В комнате Рози вдруг замолкает радио.
– Скорее, бери, – шепчет Ильди. – Выброси в мусор, снаружи. И скажи Марине…
– Я не могу! Я ничего не понимаю…
– Никогда в этом доме. Ничего о нем. Ты должна сказать ей. Это будет убивать Рози. Нельзя позволить ей знать.
Марина пишет Гаю замысловатое письмо. Все должно быть на высшем уровне; ни в одной мелочи – от цвета чернил до облизанной марки – нельзя допустить ни намека на то, что у Вайни зовется безвкусицей. К сожалению, подручные материалы оставляют желать лучшего. Не взять ли в «Фемине» почтовой бумаги с водяными знаками? Марина трижды забывает написать букву «е» в виде греческой «ε». Гай может и не заметить, но от миссис Вайни такое не ускользнет.
Содержание письма продумано давно, но тон подобрать непросто. Миссис Вайни будет интересно услышать о сельскохозяйственной выставке в Музее Виктории и Альберта, хотя Гай скажет, что Марина выпендривается. Не впечатлят его и Маринины мысли о романе «Положитесь на Псмита» и о малоизвестных работах Э. Ф. Бенсона. Гай даже не станет обсуждать, стоит ли его отцу согласиться на профессорство в Эксетере – Марина слышала в «Стокере», как мистер Вайни говорил об этом с везучей Горацией.
Как узнать, что он решил? – беспокоится она, рассеянно отрывая полногтя на пальце ноги. Это ведь скажется на ее собственном будущем. Кембридж для истории не годится, слишком далеко, да и мистер Вайни не одобряет: «чересчур много выскочек». И потом, у него там враги: кто-то занял его законную кафедру. А Оксфорд – старомодная рухлядь. Его собственные слова.
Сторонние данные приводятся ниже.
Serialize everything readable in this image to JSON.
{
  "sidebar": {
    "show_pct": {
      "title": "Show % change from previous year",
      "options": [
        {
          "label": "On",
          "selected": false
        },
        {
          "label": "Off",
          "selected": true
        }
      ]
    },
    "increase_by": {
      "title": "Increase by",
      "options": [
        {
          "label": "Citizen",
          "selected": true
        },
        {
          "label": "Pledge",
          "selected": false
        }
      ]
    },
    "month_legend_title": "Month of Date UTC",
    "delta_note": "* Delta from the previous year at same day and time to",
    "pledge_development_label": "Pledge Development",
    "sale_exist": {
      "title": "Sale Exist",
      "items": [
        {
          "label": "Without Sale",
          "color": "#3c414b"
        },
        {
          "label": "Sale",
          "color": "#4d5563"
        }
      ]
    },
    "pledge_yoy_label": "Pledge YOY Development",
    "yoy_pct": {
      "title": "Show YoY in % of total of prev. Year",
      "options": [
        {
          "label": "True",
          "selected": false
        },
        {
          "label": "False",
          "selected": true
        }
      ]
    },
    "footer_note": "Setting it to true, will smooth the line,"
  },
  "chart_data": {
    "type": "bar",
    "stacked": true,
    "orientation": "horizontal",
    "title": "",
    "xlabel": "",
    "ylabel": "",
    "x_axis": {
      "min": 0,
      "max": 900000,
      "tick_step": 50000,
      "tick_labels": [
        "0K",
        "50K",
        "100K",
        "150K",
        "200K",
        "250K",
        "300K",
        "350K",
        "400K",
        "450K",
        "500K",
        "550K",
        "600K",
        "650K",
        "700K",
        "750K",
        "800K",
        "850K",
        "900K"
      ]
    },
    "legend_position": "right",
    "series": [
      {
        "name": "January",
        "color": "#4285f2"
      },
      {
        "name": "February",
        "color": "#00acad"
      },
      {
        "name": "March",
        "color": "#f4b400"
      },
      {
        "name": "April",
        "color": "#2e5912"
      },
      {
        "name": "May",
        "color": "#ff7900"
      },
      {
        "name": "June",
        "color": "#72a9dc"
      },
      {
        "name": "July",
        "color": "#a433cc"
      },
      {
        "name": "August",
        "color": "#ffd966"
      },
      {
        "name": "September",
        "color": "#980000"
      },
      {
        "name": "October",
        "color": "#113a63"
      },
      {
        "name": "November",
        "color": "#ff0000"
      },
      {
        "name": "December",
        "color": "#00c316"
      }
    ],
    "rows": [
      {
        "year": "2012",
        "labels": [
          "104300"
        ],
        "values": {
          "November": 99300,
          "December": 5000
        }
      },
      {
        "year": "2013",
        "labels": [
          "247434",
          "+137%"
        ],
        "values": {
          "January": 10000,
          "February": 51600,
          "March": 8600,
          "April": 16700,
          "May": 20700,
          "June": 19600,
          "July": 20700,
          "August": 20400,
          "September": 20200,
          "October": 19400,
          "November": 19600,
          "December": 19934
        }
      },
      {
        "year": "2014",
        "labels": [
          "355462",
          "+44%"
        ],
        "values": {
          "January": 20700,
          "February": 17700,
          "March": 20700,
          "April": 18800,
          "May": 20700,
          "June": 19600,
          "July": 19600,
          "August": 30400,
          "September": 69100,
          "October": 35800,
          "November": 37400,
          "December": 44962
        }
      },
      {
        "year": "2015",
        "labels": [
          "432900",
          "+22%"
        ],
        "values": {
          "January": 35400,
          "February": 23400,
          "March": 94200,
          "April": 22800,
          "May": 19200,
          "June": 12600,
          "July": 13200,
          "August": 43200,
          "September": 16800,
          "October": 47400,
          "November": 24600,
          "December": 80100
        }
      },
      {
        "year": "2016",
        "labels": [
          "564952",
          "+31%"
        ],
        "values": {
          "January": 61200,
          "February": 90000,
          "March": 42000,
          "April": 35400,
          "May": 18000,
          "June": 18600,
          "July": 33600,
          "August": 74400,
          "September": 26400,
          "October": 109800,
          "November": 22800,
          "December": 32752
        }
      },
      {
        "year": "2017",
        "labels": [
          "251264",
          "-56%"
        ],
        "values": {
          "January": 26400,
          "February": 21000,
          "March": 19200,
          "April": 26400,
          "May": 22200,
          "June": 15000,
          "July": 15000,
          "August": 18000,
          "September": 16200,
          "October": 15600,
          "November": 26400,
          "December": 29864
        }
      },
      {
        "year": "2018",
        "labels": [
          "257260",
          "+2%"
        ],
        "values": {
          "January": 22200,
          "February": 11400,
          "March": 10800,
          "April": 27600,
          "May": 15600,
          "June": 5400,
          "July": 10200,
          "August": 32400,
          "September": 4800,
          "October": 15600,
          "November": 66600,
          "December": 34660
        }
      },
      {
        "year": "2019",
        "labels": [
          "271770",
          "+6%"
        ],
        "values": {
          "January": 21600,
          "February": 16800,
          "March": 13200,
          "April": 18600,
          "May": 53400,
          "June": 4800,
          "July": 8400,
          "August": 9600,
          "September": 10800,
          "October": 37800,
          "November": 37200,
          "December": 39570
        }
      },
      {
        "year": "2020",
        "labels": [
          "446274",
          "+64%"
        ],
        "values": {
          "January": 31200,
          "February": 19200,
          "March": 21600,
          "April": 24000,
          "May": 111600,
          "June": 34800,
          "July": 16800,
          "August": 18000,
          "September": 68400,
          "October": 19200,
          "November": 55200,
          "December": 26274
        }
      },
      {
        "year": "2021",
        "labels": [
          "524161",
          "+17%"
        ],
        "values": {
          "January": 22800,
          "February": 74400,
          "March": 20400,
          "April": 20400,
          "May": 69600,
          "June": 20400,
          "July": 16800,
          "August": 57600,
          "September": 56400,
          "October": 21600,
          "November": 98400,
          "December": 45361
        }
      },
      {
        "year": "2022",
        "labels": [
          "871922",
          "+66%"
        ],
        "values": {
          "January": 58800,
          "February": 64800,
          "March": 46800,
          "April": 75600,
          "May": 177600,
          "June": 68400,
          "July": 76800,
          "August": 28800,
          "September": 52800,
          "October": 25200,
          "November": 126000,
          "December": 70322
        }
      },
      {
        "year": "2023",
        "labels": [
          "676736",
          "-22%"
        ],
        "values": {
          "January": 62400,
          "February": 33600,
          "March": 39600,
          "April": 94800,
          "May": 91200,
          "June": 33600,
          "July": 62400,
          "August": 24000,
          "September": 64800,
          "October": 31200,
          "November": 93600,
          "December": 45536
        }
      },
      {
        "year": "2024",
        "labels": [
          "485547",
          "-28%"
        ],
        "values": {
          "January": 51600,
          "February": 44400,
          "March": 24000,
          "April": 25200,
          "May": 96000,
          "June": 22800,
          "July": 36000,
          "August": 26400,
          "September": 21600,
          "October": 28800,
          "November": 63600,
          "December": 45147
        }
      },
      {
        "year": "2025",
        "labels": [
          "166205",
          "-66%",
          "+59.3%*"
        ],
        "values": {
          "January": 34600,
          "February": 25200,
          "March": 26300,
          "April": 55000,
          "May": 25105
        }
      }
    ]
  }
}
Марина ужасно подавлена, будто ее отругали. Она притворяется, что устала, и подолгу лежит в постели наедине со своими тревогами. Всякий раз, когда она думает о Кум-Эбби – о заразе, которую распространяет, о грядущем туда возвращении, – на глаза наворачиваются слезы. Марина наполняет ванну. Если мама зайдет справиться о дочкином самочувствии, она ей все расскажет.